Populations of wild sorghum collected from different geographical regions (ecotypes) were found to show some level of variation in their germination requirements. Accordingly, with no osmotic stress, Aradom population showed the highest mean germination (98%) at 15°C whereas at 23°C and 30°C, Mandura population showed the highest mean germination (100% and 96%, respectively) (Figure 3). The germination of Gerbi population was the lowest at all temperature levels. Despite their differences, the seeds of all ecotypes did not germinate at 15°C when Ψs was < −0.6 MPa and at 23°C when Ψs was < −0.9 MPa. Smith and Hoveland (1986) also found 44% reduction in germination of cultivated sorghum seed when Ψs decreased from 0 to −1.0 MPa. In agreement with this study, Smith et al. (1989) observed no germination at 15°C and at Ψs of −1.2 MPa in cultivated sorghum and in pearl millet. Similarly, Lippai et al. (1996) studied the response of Horehound seed at different temperature and osmotic potential and found increased germination for each degree increase in temperature but decreased with decreased Ψs and ceased at −1.5 MPa. The superior germination observed in Aradom population over the other two populations at the highest temperature (30°C) with mild moisture stress (Ψs = −0.6 MPa) might be because this wild population is adapted to the dry lowlands characterized by high temperature and drought stress conditions. The observed better germination in Aradom population at −0.3 MPa of Ψs than the control at 30°C may indicate that some level of moisture stress is helpful to enhance seed germination for wild sorghum that are adapted to the dry lowlands. Perhaps this is among the reasons why wild sorghum is predominantly distributed in the lower altitude, moisture stressed areas of Ethiopia than in the highlands (Adugna and Bekele2013a).

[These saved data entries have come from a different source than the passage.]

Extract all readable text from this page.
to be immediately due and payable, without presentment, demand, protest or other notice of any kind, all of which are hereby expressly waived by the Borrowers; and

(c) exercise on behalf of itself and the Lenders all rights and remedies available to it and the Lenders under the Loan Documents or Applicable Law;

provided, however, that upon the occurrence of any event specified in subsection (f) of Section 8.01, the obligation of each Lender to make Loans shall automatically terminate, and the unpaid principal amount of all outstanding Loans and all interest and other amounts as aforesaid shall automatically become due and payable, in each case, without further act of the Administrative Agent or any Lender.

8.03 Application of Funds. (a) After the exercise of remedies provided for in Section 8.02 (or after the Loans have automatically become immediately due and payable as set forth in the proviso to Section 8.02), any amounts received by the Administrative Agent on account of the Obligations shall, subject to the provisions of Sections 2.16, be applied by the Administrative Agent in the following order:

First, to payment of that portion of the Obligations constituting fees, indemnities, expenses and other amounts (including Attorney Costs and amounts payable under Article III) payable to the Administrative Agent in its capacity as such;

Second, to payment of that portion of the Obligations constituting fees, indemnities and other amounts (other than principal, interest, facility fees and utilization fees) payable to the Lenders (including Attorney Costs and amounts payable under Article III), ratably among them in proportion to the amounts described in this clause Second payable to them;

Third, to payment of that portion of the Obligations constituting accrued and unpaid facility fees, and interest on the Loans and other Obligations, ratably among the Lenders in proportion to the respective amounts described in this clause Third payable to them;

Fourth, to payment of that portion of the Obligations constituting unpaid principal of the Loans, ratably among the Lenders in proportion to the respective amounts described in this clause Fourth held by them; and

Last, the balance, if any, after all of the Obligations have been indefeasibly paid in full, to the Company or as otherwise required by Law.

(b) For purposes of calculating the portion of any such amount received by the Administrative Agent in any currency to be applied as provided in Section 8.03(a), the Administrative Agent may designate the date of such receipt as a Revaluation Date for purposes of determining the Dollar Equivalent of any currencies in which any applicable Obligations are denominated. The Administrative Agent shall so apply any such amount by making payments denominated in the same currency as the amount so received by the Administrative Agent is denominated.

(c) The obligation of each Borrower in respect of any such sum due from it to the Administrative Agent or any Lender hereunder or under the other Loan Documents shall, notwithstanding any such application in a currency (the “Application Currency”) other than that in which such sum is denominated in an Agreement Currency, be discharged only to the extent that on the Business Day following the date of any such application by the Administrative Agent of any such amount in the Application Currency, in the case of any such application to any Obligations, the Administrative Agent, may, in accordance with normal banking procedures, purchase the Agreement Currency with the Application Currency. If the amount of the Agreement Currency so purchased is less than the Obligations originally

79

Implications for seed mediated transgene dispersal and persistence

The authors have been trying to follow various modalities to investigate the risk of crop-wild gene flow and beyond (Adugna and Bekele2013a2013b; Adugna et al.2013a2013b). The present study was intended to estimate the length of time the wild and crop sorghum seeds can persist in the soil and their germination ecology to give inference of probable survival and persistence of transgenes. It was found that sorghum crop seeds depleted in just a few months, but wild sorghum seeds survived for considerable period of time in the soil bank perhaps because crops might have lost their seed longevity and persistence mechanisms with domestication and breeding. This may also mean that when there is no human interference, crop genes can only escape to the environment and survive via the seeds of their wild relatives as they can freely interbreed. As the resulting hybrids do not show reduced fitness (Adugna and Bekele2013b), the escaped genes can spread into the environment with no barrier. Therefore, crop genes (including transgenes) have high probability of persistence in the wild once pollen mediated gene flow has occurred between the two and provided the germination requirements are not fulfilled, which calls for effective management of wild seed movement. Moreover, because wild sorghum could serve as reservoirs of valuable genes for future crop improvement, it is important to conserve the observed ecotypic diversity.